Tosca Busato, titolare della nota osteria Alla Gigia di vicolo Barberia

Niente "mozza" e "cedrino": lunedì 18 maggio l'Osteria alla Gigia di vicolo Barberia a Treviso non riaprirà i battenti. «Per noi - spiega Tosca Busato, una delle due titolari - è impossibile soddisfare i requisiti previsti dal decreto in termini di distanziamento. Avremmo potuto svolgere attività di asporto già da un pezzo ma è un accorgimento che rappresenta anche grande punto di domanda: quanti clienti passano, quanta merce ordinare e poi se sei aperto non puoi "sperimentare", una volta che sia è ripartiti la gente è convinta che tu abbia alzato le serrande e richiudere, se gli affari vanno cosi così, non è possibile».
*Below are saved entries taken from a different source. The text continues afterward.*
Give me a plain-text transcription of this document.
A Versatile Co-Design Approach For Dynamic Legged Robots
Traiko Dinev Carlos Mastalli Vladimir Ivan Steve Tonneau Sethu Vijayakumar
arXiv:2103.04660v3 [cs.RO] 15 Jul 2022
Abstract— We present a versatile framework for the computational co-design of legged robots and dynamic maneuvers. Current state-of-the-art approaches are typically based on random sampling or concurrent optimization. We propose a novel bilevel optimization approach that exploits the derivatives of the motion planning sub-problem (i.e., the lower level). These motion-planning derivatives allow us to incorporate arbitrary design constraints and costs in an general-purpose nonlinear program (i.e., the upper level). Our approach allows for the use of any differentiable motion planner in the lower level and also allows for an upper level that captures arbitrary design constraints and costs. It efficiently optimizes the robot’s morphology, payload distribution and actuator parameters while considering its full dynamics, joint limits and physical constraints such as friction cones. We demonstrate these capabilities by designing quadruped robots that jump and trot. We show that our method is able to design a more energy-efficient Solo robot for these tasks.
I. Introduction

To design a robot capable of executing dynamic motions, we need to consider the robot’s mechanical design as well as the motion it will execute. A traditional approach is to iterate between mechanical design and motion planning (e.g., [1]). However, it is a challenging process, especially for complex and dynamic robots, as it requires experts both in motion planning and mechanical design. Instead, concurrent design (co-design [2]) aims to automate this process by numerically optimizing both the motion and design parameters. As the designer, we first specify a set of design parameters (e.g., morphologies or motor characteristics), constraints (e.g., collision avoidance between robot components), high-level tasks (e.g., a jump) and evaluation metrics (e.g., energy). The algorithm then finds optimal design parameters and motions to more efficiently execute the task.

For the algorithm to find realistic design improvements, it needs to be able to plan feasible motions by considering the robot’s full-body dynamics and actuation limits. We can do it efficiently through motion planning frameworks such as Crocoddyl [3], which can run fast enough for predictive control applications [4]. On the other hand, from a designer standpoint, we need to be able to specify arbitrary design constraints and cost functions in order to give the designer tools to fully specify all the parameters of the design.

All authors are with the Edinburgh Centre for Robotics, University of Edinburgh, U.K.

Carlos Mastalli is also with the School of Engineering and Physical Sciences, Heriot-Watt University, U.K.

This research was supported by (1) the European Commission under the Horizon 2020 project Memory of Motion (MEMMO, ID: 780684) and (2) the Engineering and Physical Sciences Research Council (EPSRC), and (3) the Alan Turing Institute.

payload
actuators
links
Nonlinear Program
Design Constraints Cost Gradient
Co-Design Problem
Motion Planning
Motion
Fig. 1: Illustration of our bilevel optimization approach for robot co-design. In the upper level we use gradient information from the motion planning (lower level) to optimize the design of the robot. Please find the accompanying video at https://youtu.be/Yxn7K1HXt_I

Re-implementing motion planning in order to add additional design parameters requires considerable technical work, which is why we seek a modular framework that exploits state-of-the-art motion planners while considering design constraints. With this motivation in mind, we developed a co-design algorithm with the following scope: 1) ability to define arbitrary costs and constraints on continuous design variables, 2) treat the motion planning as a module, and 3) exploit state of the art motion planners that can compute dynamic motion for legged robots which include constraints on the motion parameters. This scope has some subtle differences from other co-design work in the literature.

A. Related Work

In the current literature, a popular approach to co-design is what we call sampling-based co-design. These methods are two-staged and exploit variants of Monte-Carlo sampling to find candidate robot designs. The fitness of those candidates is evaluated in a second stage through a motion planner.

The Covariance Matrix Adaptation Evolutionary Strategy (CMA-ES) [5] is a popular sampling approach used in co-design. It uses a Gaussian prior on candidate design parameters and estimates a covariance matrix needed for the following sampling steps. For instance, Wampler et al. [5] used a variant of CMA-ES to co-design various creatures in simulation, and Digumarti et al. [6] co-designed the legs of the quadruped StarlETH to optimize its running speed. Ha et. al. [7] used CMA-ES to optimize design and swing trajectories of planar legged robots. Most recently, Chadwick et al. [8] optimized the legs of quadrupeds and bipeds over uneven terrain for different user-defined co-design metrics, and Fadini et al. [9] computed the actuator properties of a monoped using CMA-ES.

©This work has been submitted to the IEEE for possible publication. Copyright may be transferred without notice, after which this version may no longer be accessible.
«Aspettiamo di vedere cosa succede nel prossimo futuro - dice Tosca- intanto abbiamo deciso di anticipare i lavori di sistemazione del locale che avevamo previsto per agosto. Realizzeremo un sistema che consenta alle persone di poter ordinare direttamente al banco da fuori, quello potrebbe essere un modo che funziona per il "take away" perché non è pensato in maniera specifica al momento ma è comunque una innovazione che volevamo attuare. In questo modo i servizi per asporto potrebbero essere vantaggiosi, permettendoci peraltro di risolvere il problema dei costi».ù

A neppure un anno dal "subentro" al posto degli storici osti Sandro e Ovidio lo stop inatteso per il Corona virus poteva costare caro alla nuova gestione della "Gigia". «In realtà se questa situazione fosse capitata a ottobre o a novembre dello scorso anno avremo chiuso - sostiene la Busato - adesso resistiamo riuscendo a pagare tutti, compreso l'affitto. Guardiamo al futuro con fiducia, è dura ma sappiamo che passerà. Mi dispiace solo per i dipendenti, che non hanno ancora ricevuto la cassa integrazione che è stata chiesta".